Molecular Diagnostics

British Journal of Cancer (2006) 94, 578-585. doi:10.1038/sj.bjc.6602962 www.bjcancer.com
Published online 7 February 2006

Expression of transketolase TKTL1 predicts colon and urothelial cancer patient survival: Warburg effect reinterpreted

S Langbein1,10,11, M Zerilli2,10, A zur Hausen3, W Staiger4, K Rensch-Boschert5, N Lukan4, J Popa1, M P Ternullo6, A Steidler1, C Weiss7, R Grobholz8, F Willeke4, P Alken1, G Stassi2, P Schubert9 and J F Coy5,9

Tumours ferment glucose to lactate even in the presence of oxygen (aerobic glycolysis; Warburg effect). The pentose phosphate pathway (PPP) allows glucose conversion to ribose for nucleic acid synthesis and glucose degradation to lactate. The nonoxidative part of the PPP is controlled by transketolase enzyme reactions. We have detected upregulation of a mutated transketolase transcript (TKTL1) in human malignancies, whereas transketolase (TKT) and transketolase-like-2 (TKTL2) transcripts were not upregulated. Strong TKTL1 protein expression was correlated to invasive colon and urothelial tumours and to poor patients outcome. TKTL1 encodes a transketolase with unusual enzymatic properties, which are likely to be caused by the internal deletion of conserved residues. We propose that TKTL1 upregulation in tumours leads to enhanced, oxygen-independent glucose usage and a lactate-based matrix degradation. As inhibition of transketolase enzyme reactions suppresses tumour growth and metastasis, TKTL1 could be the relevant target for novel anti-transketolase cancer therapies. We suggest an individualised cancer therapy based on the determination of metabolic changes in tumours that might enable the targeted inhibition of invasion and metastasis.

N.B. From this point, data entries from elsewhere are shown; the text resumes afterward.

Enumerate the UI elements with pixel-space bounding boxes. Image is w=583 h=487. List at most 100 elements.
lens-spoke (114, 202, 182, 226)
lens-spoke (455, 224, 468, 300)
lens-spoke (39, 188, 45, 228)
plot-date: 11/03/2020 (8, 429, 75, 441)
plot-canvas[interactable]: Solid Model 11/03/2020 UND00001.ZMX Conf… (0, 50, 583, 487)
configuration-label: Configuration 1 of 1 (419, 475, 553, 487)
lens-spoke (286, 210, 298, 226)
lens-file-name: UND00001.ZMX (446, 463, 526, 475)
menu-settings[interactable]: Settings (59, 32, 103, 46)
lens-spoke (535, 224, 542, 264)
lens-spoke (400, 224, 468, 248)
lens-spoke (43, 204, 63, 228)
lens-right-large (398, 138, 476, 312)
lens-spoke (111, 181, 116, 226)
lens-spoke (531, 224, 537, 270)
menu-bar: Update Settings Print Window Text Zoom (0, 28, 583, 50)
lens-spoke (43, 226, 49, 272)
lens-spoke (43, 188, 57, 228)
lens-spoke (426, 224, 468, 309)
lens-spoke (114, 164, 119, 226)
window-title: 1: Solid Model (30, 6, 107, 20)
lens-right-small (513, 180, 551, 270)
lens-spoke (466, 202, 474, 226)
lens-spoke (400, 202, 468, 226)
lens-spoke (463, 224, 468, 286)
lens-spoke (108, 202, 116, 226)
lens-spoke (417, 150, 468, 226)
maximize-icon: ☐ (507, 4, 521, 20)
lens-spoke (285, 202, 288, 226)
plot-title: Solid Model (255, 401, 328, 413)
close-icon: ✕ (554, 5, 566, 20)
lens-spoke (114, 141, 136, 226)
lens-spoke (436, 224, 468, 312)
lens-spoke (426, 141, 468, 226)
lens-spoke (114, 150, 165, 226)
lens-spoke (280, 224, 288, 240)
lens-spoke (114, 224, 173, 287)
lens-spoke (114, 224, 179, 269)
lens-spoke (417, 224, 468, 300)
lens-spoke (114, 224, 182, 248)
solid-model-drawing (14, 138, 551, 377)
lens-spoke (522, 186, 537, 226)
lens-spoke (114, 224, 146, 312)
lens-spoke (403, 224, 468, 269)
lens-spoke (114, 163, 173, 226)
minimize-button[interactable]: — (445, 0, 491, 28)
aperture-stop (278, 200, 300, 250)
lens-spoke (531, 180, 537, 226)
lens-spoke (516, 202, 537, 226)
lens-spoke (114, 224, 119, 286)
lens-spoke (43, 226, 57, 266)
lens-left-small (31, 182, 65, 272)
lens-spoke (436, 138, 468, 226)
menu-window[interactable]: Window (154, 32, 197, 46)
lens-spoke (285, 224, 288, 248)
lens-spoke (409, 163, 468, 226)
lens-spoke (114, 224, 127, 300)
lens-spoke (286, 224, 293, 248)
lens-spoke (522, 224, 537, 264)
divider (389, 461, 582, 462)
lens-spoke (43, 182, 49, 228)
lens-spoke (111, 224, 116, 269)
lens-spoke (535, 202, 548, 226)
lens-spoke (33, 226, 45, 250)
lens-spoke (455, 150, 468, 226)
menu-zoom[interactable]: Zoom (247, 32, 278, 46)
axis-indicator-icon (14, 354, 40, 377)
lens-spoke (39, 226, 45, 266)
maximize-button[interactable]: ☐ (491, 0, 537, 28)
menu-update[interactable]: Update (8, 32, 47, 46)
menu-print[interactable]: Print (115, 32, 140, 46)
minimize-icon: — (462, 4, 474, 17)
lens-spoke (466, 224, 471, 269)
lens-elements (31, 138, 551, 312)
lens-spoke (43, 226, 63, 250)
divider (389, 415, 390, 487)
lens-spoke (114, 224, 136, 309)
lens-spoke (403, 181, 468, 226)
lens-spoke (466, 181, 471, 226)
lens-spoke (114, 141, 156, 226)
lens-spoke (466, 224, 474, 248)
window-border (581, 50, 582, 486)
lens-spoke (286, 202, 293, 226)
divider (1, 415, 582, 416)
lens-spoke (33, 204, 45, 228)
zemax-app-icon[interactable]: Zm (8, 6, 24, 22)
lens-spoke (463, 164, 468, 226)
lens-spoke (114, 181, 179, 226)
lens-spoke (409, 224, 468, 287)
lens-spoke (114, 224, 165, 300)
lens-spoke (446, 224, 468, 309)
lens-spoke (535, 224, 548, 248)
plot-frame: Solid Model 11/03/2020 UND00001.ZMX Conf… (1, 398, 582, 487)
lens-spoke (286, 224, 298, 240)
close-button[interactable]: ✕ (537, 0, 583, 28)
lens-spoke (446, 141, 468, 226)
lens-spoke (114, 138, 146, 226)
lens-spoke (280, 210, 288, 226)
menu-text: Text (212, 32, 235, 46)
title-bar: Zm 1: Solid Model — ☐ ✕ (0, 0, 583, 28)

Cancer is now viewed as a disease resulting from cancer-causing genes that deregulate cellular proliferation, differentiation, and death. Genetic alterations acquired by tumours also modify their biochemical pathways, resulting in abnormal metabolism. Warburg proposed a model of tumorigenesis involving altered energy production in tumours. He identified a particular metabolic pathway in carcinomas characterised by the anaerobic degradation of glucose even in the presence of oxygen (aerobic glycolysis) that leads to the production of large amounts of lactate (known as the Warburg effect; Warburg et al, 1924). The relevance of aerobic glycolysis to cancer cell biology remains controversial (Garber, 2004Gatenby and Gillies, 2004). However, the widespread clinical use of positron-emission tomography (PET) for the detection of aerobic glycolysis in tumours and recent findings have rekindled interest in Warburg’s theory. Studies on the physiological changes in malignant conversion provided a metabolic signature for the different stages of tumorigenesis (Ramanathan et al, 2005); during tumorigenesis, an increase in glucose uptake and lactate production have been detected. The fully transformed state is most dependent on aerobic glycolysis and least dependent on the mitochondrial machinery for ATP synthesis (Ramanathan et al, 2005).